Zaslavsky et al also show that megakaryocytes respond to the presence of tumors by increasing their number in the bone marrow and by increasing TSP-1 mRNA levels.1 These differences are accompanied by increases in the number of platelets in circulation and the quantity of TSP-1 in each platelet. Whether or not these changes in megakaryocytes are induced by TSP-1 itself or by other tumor-derived circulating factors remains to be determined. Further studies are also needed to determine how megakaryocytes direct the endocytosed TSP-1 to newly synthesized platelets. The increased number of platelets and the increased amount of TSP-1 per platelet is shown by Zaslavsky et al to have potent anti-angiogenic activity as measured by a significant decrease in microvascular density within tumors.1 In addition, platelets and platelet-derived TSP-1 are shown to significantly inhibit tumor growth in several model systems.

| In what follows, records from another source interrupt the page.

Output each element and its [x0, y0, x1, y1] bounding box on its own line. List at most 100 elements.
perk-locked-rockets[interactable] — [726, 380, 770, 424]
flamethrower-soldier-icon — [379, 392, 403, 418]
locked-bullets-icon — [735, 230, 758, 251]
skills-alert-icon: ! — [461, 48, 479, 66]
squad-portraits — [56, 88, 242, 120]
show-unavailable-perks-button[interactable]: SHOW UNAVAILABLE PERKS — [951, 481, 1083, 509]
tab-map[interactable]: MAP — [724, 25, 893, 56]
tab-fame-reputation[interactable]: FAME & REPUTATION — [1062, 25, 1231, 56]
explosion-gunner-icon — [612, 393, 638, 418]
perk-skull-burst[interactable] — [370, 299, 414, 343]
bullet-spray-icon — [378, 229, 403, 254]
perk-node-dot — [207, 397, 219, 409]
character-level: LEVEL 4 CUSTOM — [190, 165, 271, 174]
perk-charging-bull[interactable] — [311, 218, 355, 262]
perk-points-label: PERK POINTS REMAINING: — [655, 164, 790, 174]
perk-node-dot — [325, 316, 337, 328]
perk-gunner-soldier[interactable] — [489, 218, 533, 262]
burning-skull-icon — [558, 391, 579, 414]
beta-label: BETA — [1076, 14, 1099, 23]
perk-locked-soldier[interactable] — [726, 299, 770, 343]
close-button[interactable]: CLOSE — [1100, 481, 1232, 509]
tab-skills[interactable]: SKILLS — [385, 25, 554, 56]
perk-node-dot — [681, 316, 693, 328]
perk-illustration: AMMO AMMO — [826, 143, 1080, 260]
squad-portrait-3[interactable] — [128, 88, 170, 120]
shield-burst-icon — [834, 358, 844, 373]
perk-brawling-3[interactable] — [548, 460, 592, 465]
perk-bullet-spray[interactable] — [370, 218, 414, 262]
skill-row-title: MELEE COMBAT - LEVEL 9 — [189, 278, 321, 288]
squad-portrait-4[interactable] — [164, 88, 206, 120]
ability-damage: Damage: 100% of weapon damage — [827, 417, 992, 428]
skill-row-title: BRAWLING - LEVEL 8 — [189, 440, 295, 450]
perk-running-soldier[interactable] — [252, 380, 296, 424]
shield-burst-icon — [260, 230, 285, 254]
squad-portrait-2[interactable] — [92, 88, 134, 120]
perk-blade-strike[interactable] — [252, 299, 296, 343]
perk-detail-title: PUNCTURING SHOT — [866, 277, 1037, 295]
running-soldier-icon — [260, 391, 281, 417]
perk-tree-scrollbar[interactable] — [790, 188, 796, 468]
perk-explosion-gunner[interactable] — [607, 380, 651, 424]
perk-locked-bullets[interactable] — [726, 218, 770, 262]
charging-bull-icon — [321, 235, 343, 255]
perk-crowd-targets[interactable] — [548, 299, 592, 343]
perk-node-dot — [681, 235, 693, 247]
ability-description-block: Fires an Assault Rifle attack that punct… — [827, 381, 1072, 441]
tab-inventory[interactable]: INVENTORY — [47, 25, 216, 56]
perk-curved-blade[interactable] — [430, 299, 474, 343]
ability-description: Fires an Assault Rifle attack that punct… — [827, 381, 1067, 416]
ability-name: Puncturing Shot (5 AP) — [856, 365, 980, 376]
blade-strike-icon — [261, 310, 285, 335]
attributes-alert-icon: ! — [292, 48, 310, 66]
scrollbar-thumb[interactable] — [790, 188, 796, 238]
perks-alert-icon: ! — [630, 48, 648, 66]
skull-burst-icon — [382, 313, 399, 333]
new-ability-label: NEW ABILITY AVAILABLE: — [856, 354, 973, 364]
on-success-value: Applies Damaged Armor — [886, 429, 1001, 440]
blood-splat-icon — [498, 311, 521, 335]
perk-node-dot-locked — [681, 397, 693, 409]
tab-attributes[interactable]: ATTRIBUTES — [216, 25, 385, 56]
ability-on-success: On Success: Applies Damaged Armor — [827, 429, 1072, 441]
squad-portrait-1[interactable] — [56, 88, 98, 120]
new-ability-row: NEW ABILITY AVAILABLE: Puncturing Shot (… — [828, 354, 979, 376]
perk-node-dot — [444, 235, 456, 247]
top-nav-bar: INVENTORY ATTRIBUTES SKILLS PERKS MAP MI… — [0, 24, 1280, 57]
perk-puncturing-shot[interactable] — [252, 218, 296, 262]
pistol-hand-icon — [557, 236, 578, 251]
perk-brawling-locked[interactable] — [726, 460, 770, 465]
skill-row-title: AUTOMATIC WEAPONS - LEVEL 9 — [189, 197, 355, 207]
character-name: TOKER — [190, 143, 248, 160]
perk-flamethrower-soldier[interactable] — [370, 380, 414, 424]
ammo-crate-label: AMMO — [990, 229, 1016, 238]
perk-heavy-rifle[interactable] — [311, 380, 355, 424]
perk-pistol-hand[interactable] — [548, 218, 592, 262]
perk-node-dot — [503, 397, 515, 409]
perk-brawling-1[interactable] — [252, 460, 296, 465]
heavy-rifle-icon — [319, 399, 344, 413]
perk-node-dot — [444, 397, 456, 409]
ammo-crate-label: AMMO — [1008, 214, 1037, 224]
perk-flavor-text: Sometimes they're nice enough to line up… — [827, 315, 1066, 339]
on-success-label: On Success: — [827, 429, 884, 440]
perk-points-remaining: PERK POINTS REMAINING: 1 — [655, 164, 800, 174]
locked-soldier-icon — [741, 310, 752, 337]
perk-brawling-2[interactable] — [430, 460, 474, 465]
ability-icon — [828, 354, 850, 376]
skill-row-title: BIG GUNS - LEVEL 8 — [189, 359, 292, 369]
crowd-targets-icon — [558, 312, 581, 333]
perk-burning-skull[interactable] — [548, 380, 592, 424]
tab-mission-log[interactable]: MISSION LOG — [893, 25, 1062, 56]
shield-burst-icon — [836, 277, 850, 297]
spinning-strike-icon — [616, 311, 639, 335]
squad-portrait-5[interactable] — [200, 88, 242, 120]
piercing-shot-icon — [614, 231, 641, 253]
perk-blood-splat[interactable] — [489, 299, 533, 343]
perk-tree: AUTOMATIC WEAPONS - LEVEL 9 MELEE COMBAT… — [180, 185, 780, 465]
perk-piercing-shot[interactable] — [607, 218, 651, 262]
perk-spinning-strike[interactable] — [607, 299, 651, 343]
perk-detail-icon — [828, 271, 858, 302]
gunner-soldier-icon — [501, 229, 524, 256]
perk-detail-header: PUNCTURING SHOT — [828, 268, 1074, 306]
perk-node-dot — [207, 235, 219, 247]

The studies of Zaslavsky et al suggest that TSP-1 levels in platelets may have diagnostic value for the detection and monitoring of cancer progression.1 However, to establish that platelet TSP-1 levels can be used as a marker of tumor burden in cancer patients, it will be important to establish that human and mouse megakaryocytes respond similarly to the presence of tumors. Since TSP-1 is a multifunctional protein that also affects thrombosis and metastasis, it will be important to determine all of the effects of increased circulating and platelet TSP-1 in the complex pathological context of cancer.2,5,6 The work of Zaslavsky et al has identified megakaryocytes as new players in the body's response to cancer,1 and future studies will elucidate the potential of these findings for the diagnosis and treatment of human cancer.
Conflict-of-interest disclosure: The author declares no competing financial interests. ■
Acknowledgment
This work is supported by a grant from the National Cancer Institute (CA130895).